Мы уже имели удовольствие выслушать по этому поводу Л. Кэрролла, легко и охотно называвшего свою литературную продукцию нонсенсом. Что же касается Эдварда Лира, то с ним дело обстоит еще проще, поскольку он прямо так и называет свои книги:
«Чепуховые песенки, истории, ботаника и алфавит»,
«Сотня чепуховых песенок и стихов»,
«Книга абсурда»,
«Еще больше абсурда» и т. п.
Впрочем, дело даже не столько в том, чтобы принять ту или иную формулировку (с «одобрения» автора или без такового) по поводу абсурдного текста, а может быть и по поводу любого другого, – дело прежде всего в том, чтобы отдавать себе отчет в степени целесообразности формулировки как принципа интерпретации.
Степень эта на самом деле очень невысока – и литература абсурда убеждает в этом, задавая, пожалуй. единственно продуктивную (во всяком случае, на сегодняшний день) парадигму отношения к художественному тексту как к таковому.
Существенным моментом этой парадигмы оказывается, таким образом, иррациональность и уникальность творческого акта (вспомним, например, Бенедетто Кроче!). Это вновь и вновь подтверждается прямыми высказываниями классиков литературы абсурда. Так, Л. Кэрролл утверждал по поводу «Алисы»: «Каждое слово в диалогах пришло само». И, хотя в несколько иных обстоятельствах он признавался, что его
«усталую музу» порой подстегивало «сознание того, что надо было что-то сказать, а не то, что у меня было, что сказать», и что он отправил Алису вниз по кроличьей норе, совершенно не представляя себе, как он поступит с нею дальше, и, стоило кристальному источнику иссякнуть, он всегда мог притвориться уснувшим (тогда как на деле тут-то он, конечно, и просыпался), – все это никак не объясняет чуда…»[13]

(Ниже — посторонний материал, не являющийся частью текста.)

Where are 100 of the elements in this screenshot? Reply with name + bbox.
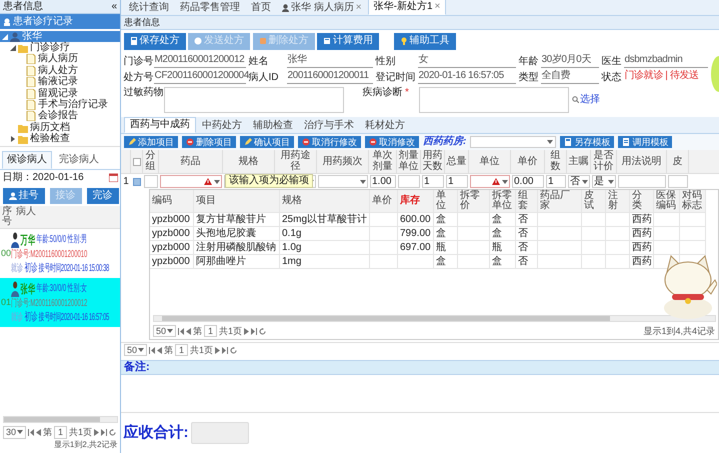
- tree-item[interactable]: 输液记录: [0, 76, 120, 88]
- total-field[interactable]: [191, 422, 249, 444]
- collapse-arrow-icon[interactable]: [2, 34, 8, 40]
- input-field[interactable]: [144, 175, 158, 188]
- column-header: 分类: [630, 190, 654, 214]
- grid-toolbar-button[interactable]: 取消修改: [365, 136, 419, 148]
- toolbar-button[interactable]: 计算费用: [317, 32, 379, 50]
- input-field[interactable]: [160, 175, 222, 188]
- form-field[interactable]: 全自费: [540, 70, 598, 84]
- page-size-select[interactable]: 50: [124, 344, 148, 356]
- checkbox[interactable]: [132, 158, 140, 166]
- scrollbar-thumb[interactable]: [162, 316, 610, 320]
- outpatient-number: 门诊号:M2001160001200012: [11, 298, 88, 310]
- form-field[interactable]: 2001160001200011: [286, 70, 372, 84]
- input-field[interactable]: 否: [568, 175, 590, 188]
- next-page-icon[interactable]: [215, 346, 220, 354]
- tab[interactable]: 中药处方: [197, 118, 247, 132]
- last-page-icon[interactable]: [222, 346, 228, 354]
- toolbar-button[interactable]: 保存处方: [124, 32, 186, 50]
- collapse-arrow-icon[interactable]: [10, 45, 16, 52]
- expand-arrow-icon[interactable]: [10, 136, 16, 142]
- grid-toolbar-button[interactable]: 删除项目: [182, 136, 236, 148]
- input-field[interactable]: [398, 175, 420, 188]
- caret-icon: [582, 180, 588, 184]
- patient-row[interactable]: 01 张华年龄:30/0/0性别:女 门诊号:M2001160001200012 就诊初诊接号时间2020-01-16 16:57:05: [0, 278, 120, 328]
- tree-item[interactable]: 病人病历: [0, 54, 120, 66]
- page-count: 共1页: [69, 427, 92, 438]
- next-page-icon[interactable]: [244, 328, 250, 334]
- tree-item[interactable]: 张华: [0, 31, 120, 42]
- patient-button[interactable]: 挂号: [2, 188, 44, 204]
- page-input[interactable]: 1: [204, 324, 218, 338]
- tab[interactable]: 辅助检查: [248, 118, 298, 132]
- checkbox[interactable]: [133, 178, 141, 186]
- input-field[interactable]: 1.00: [370, 175, 396, 188]
- warning-icon: [204, 178, 212, 186]
- toolbar-button[interactable]: 辅助工具: [394, 32, 456, 50]
- tree-item[interactable]: 留观记录: [0, 88, 120, 100]
- input-field[interactable]: 1: [546, 175, 566, 188]
- next-page-icon[interactable]: [94, 429, 100, 436]
- grid-toolbar-button[interactable]: 取消行修改: [298, 136, 361, 148]
- template-button[interactable]: 另存模板: [560, 136, 614, 148]
- grid-toolbar-button[interactable]: 确认项目: [240, 136, 294, 148]
- page-size-select[interactable]: 30: [3, 426, 26, 439]
- grid-toolbar-button[interactable]: 添加项目: [124, 136, 178, 148]
- form-field[interactable]: 女: [418, 54, 516, 68]
- form-field[interactable]: 张华: [286, 54, 372, 68]
- date-label: 日期：2020-01-16: [2, 172, 84, 184]
- patient-age: 年龄:30/0/0: [36, 283, 66, 296]
- dropdown-row[interactable]: ypzb000 注射用磷酸肌酸钠 1.0g 697.00 瓶 瓶 否 西药: [150, 241, 718, 256]
- tab[interactable]: 统计查询: [124, 1, 174, 15]
- patient-row[interactable]: 00 万华年龄:50/0/0性别:男 门诊号:M2001160001200010 就诊初诊接号时间2020-01-16 15:00:38: [0, 229, 120, 278]
- tree-item[interactable]: 病历文档: [0, 122, 120, 134]
- collapse-button[interactable]: «: [111, 0, 117, 12]
- previous-page-icon[interactable]: [157, 346, 162, 354]
- page-size-select[interactable]: 50: [153, 324, 176, 338]
- calendar-icon[interactable]: [108, 173, 118, 182]
- dropdown-row[interactable]: ypzb000 头孢地尼胶囊 0.1g 799.00 盒 盒 否 西药: [150, 227, 718, 242]
- input-field[interactable]: [318, 175, 368, 188]
- tab[interactable]: 首页: [246, 1, 276, 15]
- form-field[interactable]: M2001160001200012: [154, 54, 246, 68]
- input-field[interactable]: 1: [422, 175, 444, 188]
- input-field[interactable]: 0.00: [512, 175, 544, 188]
- patient-button[interactable]: 完诊: [86, 188, 118, 204]
- tree-item[interactable]: 病人处方: [0, 65, 120, 77]
- first-page-icon[interactable]: [178, 328, 184, 334]
- previous-page-icon[interactable]: [186, 328, 192, 334]
- last-page-icon[interactable]: [101, 429, 108, 436]
- first-page-icon[interactable]: [28, 429, 34, 436]
- form-field[interactable]: 门诊就诊 | 待发送: [624, 70, 708, 84]
- tree-item[interactable]: 手术与治疗记录: [0, 99, 120, 111]
- scrollbar-thumb[interactable]: [4, 416, 100, 422]
- form-field[interactable]: 2020-01-16 16:57:05: [418, 70, 516, 84]
- tab[interactable]: 张华-新处方1 ×: [368, 0, 446, 15]
- tree-item[interactable]: 检验检查: [0, 134, 120, 145]
- page-input[interactable]: 1: [54, 426, 68, 439]
- input-field[interactable]: [668, 175, 688, 188]
- tab[interactable]: 张华 病人病历 ×: [277, 1, 367, 15]
- last-page-icon[interactable]: [251, 328, 258, 334]
- patient-tab[interactable]: 候诊病人: [2, 151, 52, 169]
- tab[interactable]: 药品零售管理: [175, 1, 245, 15]
- input-field[interactable]: [470, 175, 510, 188]
- tab[interactable]: 耗材处方: [360, 118, 410, 132]
- tree-item[interactable]: 会诊报告: [0, 110, 120, 122]
- template-button[interactable]: 调用模板: [618, 136, 672, 148]
- refresh-icon[interactable]: [259, 328, 266, 334]
- tab[interactable]: 治疗与手术: [299, 118, 359, 132]
- close-icon[interactable]: ×: [434, 1, 440, 13]
- dropdown-row[interactable]: ypzb000 复方甘草酸苷片 25mg以甘草酸苷计 600.00 盒 盒 否 西药: [150, 213, 718, 228]
- first-page-icon[interactable]: [149, 346, 156, 354]
- tab[interactable]: 西药与中成药: [124, 116, 196, 132]
- form-field[interactable]: dsbmzbadmin: [624, 54, 708, 68]
- previous-page-icon[interactable]: [36, 429, 42, 436]
- input-field[interactable]: 1: [446, 175, 468, 188]
- page-input[interactable]: 1: [175, 344, 188, 356]
- refresh-icon[interactable]: [109, 429, 116, 436]
- refresh-icon[interactable]: [230, 346, 238, 354]
- form-field[interactable]: 30岁0月0天: [540, 54, 598, 68]
- select-link[interactable]: 选择: [572, 94, 600, 106]
- tree-item[interactable]: 门诊诊疗: [0, 42, 120, 54]
- input-field[interactable]: [618, 175, 666, 188]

Мы не уверены, что, акцентируя иррациональность творческого акта. обязаны присоединиться к квалификации данного текста как «чуда» – может быть, вполне достаточным будет, оставаясь в рамках прежних представлений, рассматривать «Алису» «всего навсего» в качестве осознанного и демонстративного литературного нонсенса.
Однако уже здесь необходимо сделать одну весьма и весьма существенную оговорку – оговорку о необходимости различать литературный нонсенс и нонсенс обыденный. Не вдаваясь пока в подробности, отметим только, что литературный нонсенс как бы там ни было есть игра по правилам (тем более тогда, когда перед нами классический, или чистый, нонсенс), в то время как нонсен обыденный есть хаос. Что же касается правил игры, выдерживаемых литературным нонсенсом, то правила эти вполне поддаются регистрации и описанию.
Бесспорно, Г.К. Честертон прав, когда заявляет:
«… в самом специальном смысле в его (кэрролловском – Е.К.) нонсенсе нет ничего, кроме нонсенса. В его бессмыслице нет смысла; этим она отличается от более человеческого нонсенса Рабле или более горького – Свифта. Кэрролл всего лишь играл в Логическую Игру; его великим достижением было то, что игра эта была новой и бессмысленной, и к тому же одной из лучших в мире»[14]
или
«То был нонсенс ради нонсенса»[15]
Оставляя в стороне спорность квалификации произведений Рабле и Свифта в качестве нонсенса, согласимся с Г.К. Честертоном в том, что к исходу ХХ века действительно становится очевидным: нонсенс вообще не есть проблема смысла (даже если не заниматься схоластическими операциями в области внутренней формы самого слова nonsense), иными словами, не есть проблема содержания литературной композиции – нонсенс есть проблема формы, проблема структуры текста.
Нам бы только хотелось попутно отвести от себя подозрения в грехе, обвинения в котором опасается каждый мало-мальски уважающий себя исследователь: имеется в виду пресловутый «отрыв формы от содержания». Признаемся как на духу: искушения впасть в этот грех у нас не было и нет. Присягаем: форма и содержание едины, как народ и партия.